Marcel Proust, por quem os sinos recentemente tocaram por ocasião dos seus cem anos de falecimento, soube igualmente escutá-los e traduzir uma melancolia sem remissão. No primeiro volume de “Em busca do tempo perdido”, o narrador, como do seu feitio, mistura-os e compara-os aos próprios soluços que sufocou em sua infância:

“Mas desde algum tempo que recomeço a perceber muito bem, se presto ouvidos, os soluços que tive então a coragem de conter diante de meu pai e que só rebentaram quando me encontrei a sós com mamãe. Na realidade jamais cessaram; e somente porque a vida vai agora mais e mais emudecendo em redor de mim é que os escuto de novo, como os sinos de convento, tão bem velados durante o dia pelos ruídos da cidade, que parece que pararam, mas que se põem a tanger no silêncio da noite”.

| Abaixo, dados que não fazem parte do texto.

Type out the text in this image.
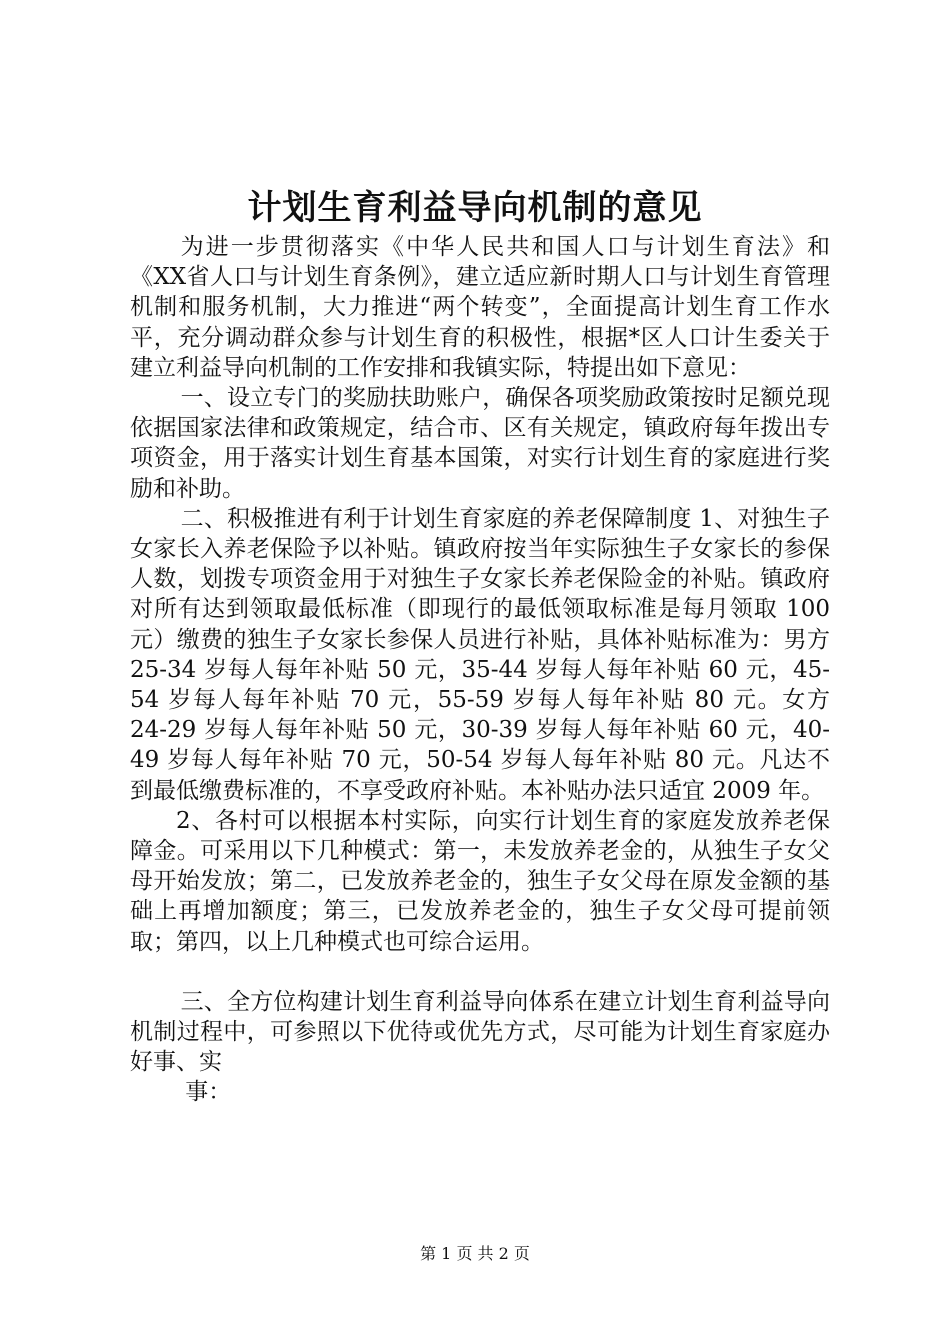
计划生育利益导向机制的意见

为进一步贯彻落实《中华人民共和国人口与计划生育法》和《XX省人口与计划生育条例》，建立适应新时期人口与计划生育管理机制和服务机制，大力推进“两个转变”，全面提高计划生育工作水平，充分调动群众参与计划生育的积极性，根据*区人口计生委关于建立利益导向机制的工作安排和我镇实际，特提出如下意见：

一、设立专门的奖励扶助账户，确保各项奖励政策按时足额兑现依据国家法律和政策规定，结合市、区有关规定，镇政府每年拨出专项资金，用于落实计划生育基本国策，对实行计划生育的家庭进行奖励和补助。

二、积极推进有利于计划生育家庭的养老保障制度 1、对独生子女家长入养老保险予以补贴。镇政府按当年实际独生子女家长的参保人数，划拨专项资金用于对独生子女家长养老保险金的补贴。镇政府对所有达到领取最低标准（即现行的最低领取标准是每月领取 100 元）缴费的独生子女家长参保人员进行补贴，具体补贴标准为：男方 25-34 岁每人每年补贴 50 元，35-44 岁每人每年补贴 60 元，45-54 岁每人每年补贴 70 元，55-59 岁每人每年补贴 80 元。女方 24-29 岁每人每年补贴 50 元，30-39 岁每人每年补贴 60 元，40-49 岁每人每年补贴 70 元，50-54 岁每人每年补贴 80 元。凡达不到最低缴费标准的，不享受政府补贴。本补贴办法只适宜 2009 年。

2、各村可以根据本村实际，向实行计划生育的家庭发放养老保障金。可采用以下几种模式：第一，未发放养老金的，从独生子女父母开始发放；第二，已发放养老金的，独生子女父母在原发金额的基础上再增加额度；第三，已发放养老金的，独生子女父母可提前领取；第四，以上几种模式也可综合运用。

三、全方位构建计划生育利益导向体系在建立计划生育利益导向机制过程中，可参照以下优待或优先方式，尽可能为计划生育家庭办好事、实

事：

第 1 页 共 2 页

Será preciso dizer que um Natal sem sinos é um Natal atrofiado e mudo? Não faz muito tempo, pequenos sinos decorativos (na impossibilidade prática de se possuírem os grandes e reais) vinham se postar à frente das portas das residências e das lojas. Tocavam, é claro, para a nossa imaginação, numa alegoria febril de que a música é indispensável aos grandes momentos. Mas os sinos ainda não são propriamente música, eles anunciam a música que virá; são, por assim dizer, o prenúncio do esplendor. Estamos longe aqui dos longos dobres que dobram as almas em seu luto. Os pequenos sinos, agudos e breves, parecem se prestar melhor às alegrias cristãs, parecem preparar nossos ouvidos para a sinfonia da salvação. Apesar disso, os grandes sinos, ciumentos da intimidade doméstica dos pequenos sinos decorativos, também sabem ser alegres e solares ao comemorarem o nascimento do Salvador. 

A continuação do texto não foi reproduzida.